Boil Water Advisory instructions
Residents impacted by the Boil Water Advisory are advised to boil water for cooking purposes.
Fill a pot with water. Heat the water until bubbles come from the bottom of the pot to the top. Once the water reaches a rolling boil, let it boil for 1 minute. Turn off the heat source and let the water cool. Pour the water into a clean container with a cover for storage.
Preparing and cooking food:
Wash all fruits and vegetables with boiled water that has cooled or bottled water.
• Bring water to a rolling boil for 1 minute before adding food to cook.
• Use boiled water when preparing drinks, such as coffee, tea, and lemonade
• Wash food preparation surfaces with boiled water.
• Do not use ice from ice trays, ice dispensers, or ice makers.

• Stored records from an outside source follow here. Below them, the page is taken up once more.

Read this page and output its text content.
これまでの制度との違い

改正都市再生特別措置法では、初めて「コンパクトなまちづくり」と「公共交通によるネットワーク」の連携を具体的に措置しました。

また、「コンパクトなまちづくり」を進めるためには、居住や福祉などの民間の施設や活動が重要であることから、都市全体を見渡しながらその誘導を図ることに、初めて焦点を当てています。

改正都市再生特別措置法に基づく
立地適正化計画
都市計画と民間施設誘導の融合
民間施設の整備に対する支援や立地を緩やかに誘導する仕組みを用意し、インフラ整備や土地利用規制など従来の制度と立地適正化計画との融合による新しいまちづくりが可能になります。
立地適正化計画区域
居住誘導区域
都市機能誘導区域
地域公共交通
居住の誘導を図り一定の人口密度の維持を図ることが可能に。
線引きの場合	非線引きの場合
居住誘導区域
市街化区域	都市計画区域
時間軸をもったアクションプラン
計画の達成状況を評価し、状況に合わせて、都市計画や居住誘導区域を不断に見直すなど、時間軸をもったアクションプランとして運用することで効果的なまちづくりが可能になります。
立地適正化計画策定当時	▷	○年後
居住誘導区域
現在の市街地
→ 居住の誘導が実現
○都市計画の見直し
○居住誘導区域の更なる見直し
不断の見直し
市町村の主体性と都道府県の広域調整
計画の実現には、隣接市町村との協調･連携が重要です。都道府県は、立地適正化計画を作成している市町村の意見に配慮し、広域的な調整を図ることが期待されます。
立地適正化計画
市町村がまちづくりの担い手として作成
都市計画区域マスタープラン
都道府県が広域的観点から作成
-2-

• Throw out all ice made with tap water.
• Make new ice with boiled or bottled water.
Bathing and showering
• Be careful not to swallow any water when bathing or showering. Use caution when bathing babies and young children. Consider giving them a sponge bath to reduce the chance of them swallowing water.
• Brush teeth with boiled or bottled water. Do not use untreated tap water.
• Household dishwashers generally are safe to use if the water reaches a final rinse temperature of at least 150 degrees or if the dishwasher has a sanitizing cycle.
To wash dishes by hand:
• Wash and rinse the dishes as you normally would using hot water.
• In a separate basin, add 1 teaspoon of unscented household liquid bleach for each gallon of warm water.
• Soak the rinsed dishes in the water for at least one minute.
• Let the dishes air dry completely.
• It is safe to do laundry as usual.
• Pets can get some of the same diseases as people. It is a good idea to give them boiled water that has been cooled.